How to filter incorrect html tags with Notepad++?
-
I have some text files being translated, the final translated version has funny html tags, such as
< p>
</ strong>
or even <\div>Is there a tool or plugin within Notepad++ to automatically correct these html tag errors?
If that’s not available, is there a plugin that can remove all HTML tags except a list of correct tags such as <p></p> <h1></h1> ?

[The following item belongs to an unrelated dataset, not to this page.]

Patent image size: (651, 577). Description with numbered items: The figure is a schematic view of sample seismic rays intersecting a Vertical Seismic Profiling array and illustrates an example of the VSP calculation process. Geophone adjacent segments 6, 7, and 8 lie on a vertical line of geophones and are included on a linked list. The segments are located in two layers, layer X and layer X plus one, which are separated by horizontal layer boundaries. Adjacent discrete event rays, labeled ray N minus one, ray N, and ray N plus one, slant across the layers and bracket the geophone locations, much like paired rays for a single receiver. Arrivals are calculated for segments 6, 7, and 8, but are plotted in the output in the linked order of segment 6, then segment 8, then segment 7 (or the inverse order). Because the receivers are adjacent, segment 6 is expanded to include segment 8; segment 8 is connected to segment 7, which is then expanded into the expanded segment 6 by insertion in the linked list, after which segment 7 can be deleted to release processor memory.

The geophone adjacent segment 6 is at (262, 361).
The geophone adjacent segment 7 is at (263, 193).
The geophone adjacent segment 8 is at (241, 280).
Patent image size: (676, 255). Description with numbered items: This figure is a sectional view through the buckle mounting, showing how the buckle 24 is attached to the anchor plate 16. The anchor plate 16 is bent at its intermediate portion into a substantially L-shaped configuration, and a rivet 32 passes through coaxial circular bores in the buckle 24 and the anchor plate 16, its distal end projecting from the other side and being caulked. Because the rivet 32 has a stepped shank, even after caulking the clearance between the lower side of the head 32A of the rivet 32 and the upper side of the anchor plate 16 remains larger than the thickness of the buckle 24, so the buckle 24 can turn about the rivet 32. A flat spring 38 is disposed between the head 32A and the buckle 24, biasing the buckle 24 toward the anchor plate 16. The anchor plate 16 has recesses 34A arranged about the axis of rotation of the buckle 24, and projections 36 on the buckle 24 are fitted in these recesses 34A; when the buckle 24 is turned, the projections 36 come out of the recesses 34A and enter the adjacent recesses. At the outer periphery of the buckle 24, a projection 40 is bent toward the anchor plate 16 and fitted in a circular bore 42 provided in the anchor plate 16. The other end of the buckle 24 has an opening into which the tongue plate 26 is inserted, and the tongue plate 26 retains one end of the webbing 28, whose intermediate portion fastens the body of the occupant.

Thank you for sharing your knowledge
-
Didn’t the regex presented to you last month (https://community.notepad-plus-plus.org/post/56054) accomplish most of your request (removing the excess spaces)? Running a second search/replace (doesn’t even have to be in regex mode) that replaces
<\
with</
would fix the rest of your example (if it is in regex mode, the search should be<\\
). -
Further, if you want to automate it more (so that you don’t have to retype those regex every time), just record a macro while you’re doing those two regex replacements, then assign a keyboard shortcut. You can then easily do this fix to any new file you want.
-
Yes, with not too much work, I was able to record a macro that took:
This is title < p >There is unwanted space< /p > < h1 >There is unwanted space< /h1 > < div >There is unwanted space< /div > < div >There is unwanted space< \div > < p >There is unwanted space< \ p >
to become
This is title <p>There is unwanted space</p> <h1>There is unwanted space</h1> <div>There is unwanted space</div> <div>There is unwanted space</div> <p>There is unwanted space</p>
<Macro name="ForNZ" Ctrl="no" Alt="no" Shift="no" Key="0"> <Action type="3" message="1700" wParam="0" lParam="0" sParam="" /> <Action type="3" message="1601" wParam="0" lParam="0" sParam="(?-s)<\h*\\" /> <Action type="3" message="1625" wParam="0" lParam="2" sParam="" /> <Action type="3" message="1602" wParam="0" lParam="0" sParam="</" /> <Action type="3" message="1702" wParam="0" lParam="770" sParam="" /> <Action type="3" message="1701" wParam="0" lParam="1609" sParam="" /> <Action type="3" message="1700" wParam="0" lParam="0" sParam="" /> <Action type="3" message="1601" wParam="0" lParam="0" sParam="(?-s)< *?(/?) *?(\w+) *?>" /> <Action type="3" message="1625" wParam="0" lParam="2" sParam="" /> <Action type="3" message="1602" wParam="0" lParam="0" sParam="<$1$2>" /> <Action type="3" message="1702" wParam="0" lParam="770" sParam="" /> <Action type="3" message="1701" wParam="0" lParam="1609" sParam="" /> </Macro>
To add that to your macros: close all Notepad++. Open
%AppData%\Notepad++\shortcuts.xml
, add the above inside the<Macros>...
section, save, exit Notepad++. Open Notepad++, and your macro should now exist. -
Thank you so much for the detailed guide.